The Government has agreed the terms of reference and membership of the Future of Media Commission.
The body will examine how public service objectives can be funded in a way that is sustainable, ensures independent editorial oversight and delivers value for money.
The Commission will be chaired by Professor Brian MacCraith, former President of Dublin City University (DCU), and will also include experts in public service media, independent journalism, social media, new technology platforms, media economics, culture, language, creative content, governance and international best practice.
Strong structure 'critical'
Taoiseach Micheál Martin TD said the Commission would chart a pathway for public service broadcasting and independent media into the future.
“A strong, independent media structure is critical for Ireland’s cultural, sporting, creative and political life,” he said.
“People rely on newspapers, TV, radio and online platforms to find out about local and national issues, to inform them about current affairs, to showcase our culture, to reach out to our diaspora, and to bring the nation together at times of national celebration and reflection.
“Irish media outlets have always reflected the core principles of objectivity and independence, and at a time when disinformation is on the rise, sustainable and impartial journalism has never been more important,” he said.
Professor Brian MacCraith said he was looking forward to a very important public policy challenge, that is important for the “quality and wellbeing of our shared society.”
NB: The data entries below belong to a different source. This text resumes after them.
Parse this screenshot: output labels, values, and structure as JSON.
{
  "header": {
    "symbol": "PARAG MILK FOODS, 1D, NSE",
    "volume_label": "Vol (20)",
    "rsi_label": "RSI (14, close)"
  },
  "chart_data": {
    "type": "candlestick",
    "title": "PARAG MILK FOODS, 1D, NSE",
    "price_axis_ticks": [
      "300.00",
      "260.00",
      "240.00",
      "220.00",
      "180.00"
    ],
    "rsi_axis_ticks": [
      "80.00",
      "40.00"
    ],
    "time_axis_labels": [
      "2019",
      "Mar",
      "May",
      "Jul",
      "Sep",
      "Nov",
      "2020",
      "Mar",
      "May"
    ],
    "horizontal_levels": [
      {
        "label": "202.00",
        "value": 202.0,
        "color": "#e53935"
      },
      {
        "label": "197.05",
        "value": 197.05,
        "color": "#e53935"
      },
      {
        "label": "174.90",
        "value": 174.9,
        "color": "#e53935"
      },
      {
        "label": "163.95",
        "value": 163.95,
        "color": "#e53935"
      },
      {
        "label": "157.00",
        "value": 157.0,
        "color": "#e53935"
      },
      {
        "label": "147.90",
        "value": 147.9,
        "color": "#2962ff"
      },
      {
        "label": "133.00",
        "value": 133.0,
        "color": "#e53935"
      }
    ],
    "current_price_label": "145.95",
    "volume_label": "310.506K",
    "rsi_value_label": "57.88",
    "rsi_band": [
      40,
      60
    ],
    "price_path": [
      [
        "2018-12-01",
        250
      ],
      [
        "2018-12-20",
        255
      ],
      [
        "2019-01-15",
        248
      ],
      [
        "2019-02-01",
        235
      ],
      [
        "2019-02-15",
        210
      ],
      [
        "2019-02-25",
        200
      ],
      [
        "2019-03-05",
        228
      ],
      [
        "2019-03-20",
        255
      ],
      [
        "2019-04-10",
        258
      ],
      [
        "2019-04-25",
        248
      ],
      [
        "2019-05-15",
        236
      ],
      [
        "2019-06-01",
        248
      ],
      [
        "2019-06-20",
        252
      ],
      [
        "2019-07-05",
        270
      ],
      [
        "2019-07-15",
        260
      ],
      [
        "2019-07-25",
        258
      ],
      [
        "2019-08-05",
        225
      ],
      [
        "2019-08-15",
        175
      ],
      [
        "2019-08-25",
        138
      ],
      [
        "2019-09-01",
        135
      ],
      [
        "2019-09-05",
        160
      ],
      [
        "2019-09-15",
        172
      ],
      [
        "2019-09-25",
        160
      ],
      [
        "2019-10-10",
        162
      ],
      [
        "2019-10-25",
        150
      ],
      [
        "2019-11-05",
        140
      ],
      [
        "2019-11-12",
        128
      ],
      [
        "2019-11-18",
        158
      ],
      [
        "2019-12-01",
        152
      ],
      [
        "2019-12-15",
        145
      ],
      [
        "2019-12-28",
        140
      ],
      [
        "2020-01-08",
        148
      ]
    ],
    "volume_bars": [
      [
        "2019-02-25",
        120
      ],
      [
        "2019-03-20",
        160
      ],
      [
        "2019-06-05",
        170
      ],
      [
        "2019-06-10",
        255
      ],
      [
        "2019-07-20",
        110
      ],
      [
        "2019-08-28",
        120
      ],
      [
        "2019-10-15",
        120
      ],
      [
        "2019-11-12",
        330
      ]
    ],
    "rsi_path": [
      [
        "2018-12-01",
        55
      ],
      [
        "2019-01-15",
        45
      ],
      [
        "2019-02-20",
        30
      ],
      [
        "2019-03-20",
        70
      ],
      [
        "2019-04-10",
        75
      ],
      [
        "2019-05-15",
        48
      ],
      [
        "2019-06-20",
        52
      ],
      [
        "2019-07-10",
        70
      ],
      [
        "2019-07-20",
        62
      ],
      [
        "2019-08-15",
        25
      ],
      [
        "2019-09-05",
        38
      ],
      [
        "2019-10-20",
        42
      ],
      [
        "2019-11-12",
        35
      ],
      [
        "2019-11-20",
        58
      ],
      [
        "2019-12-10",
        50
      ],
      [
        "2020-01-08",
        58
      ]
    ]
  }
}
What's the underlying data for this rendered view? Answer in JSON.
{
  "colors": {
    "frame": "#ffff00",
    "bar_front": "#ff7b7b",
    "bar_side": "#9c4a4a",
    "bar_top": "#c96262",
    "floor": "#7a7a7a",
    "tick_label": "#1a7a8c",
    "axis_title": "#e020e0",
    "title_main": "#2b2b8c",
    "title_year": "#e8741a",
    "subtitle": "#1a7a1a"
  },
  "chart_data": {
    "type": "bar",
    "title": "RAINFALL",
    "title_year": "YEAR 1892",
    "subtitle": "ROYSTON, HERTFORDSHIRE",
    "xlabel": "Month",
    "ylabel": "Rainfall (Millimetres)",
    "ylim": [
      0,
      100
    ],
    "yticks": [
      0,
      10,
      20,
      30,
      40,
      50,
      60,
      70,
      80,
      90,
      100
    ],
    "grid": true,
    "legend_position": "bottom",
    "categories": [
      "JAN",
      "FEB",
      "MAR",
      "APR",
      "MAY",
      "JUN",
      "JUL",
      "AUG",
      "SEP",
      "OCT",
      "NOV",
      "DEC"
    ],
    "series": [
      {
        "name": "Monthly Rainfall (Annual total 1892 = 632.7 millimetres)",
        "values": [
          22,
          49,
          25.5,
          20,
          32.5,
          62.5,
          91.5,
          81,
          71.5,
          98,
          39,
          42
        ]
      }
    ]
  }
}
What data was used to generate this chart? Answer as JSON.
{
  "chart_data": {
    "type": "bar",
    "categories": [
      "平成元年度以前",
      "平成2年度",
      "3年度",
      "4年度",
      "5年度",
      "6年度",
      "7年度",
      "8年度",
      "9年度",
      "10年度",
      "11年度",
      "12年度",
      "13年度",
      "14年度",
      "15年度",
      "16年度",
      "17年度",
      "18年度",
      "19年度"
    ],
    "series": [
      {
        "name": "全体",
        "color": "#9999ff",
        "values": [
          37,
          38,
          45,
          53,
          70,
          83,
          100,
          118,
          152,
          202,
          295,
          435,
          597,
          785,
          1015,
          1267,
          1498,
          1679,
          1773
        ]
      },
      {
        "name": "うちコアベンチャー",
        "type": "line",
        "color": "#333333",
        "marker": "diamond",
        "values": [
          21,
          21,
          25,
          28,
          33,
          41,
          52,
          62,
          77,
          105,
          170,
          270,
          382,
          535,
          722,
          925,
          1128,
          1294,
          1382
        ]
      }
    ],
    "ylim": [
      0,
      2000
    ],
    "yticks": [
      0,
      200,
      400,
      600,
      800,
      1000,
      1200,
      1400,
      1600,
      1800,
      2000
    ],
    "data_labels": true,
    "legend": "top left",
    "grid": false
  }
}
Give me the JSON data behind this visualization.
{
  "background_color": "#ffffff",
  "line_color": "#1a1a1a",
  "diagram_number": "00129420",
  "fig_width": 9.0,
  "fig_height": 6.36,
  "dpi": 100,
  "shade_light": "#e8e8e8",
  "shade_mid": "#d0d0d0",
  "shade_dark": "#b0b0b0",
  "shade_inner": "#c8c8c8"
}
Members of the Future of Media Commission:
- Chair Professor Brian MacCraith, former President of Dublin City University (DCU),
- Sinéad Burke, Director of Tilting the Lens, writer and academic active in social media, and member of the Council of State,
- Alan Rusbridger, chair of the steering committee of the Reuters Institute for the Study of Journalism at the University of Oxford, and former Editor-in-Chief of Guardian News and Media,
- Lynette Fay, freelance broadcaster (broadcasting as Gaeilge and in English on BBC Radio Ulster) with an academic background in applied communications,
- Nuala O’Connor, co-founder of South Wind Blows, writer and documentary filmmaker in the areas of music and the arts,
- Gillian Doyle, Professor of Media Economics (Theatre, Film and Television Studies), University of Glasgow,
- Mark Little, co-founder of Kinzen,
- Stephen McNamara, Director of Communications, Irish Rugby Football Union (IRFU),
- Dr Finola Doyle-O’Neill, broadcast historian, University College Cork.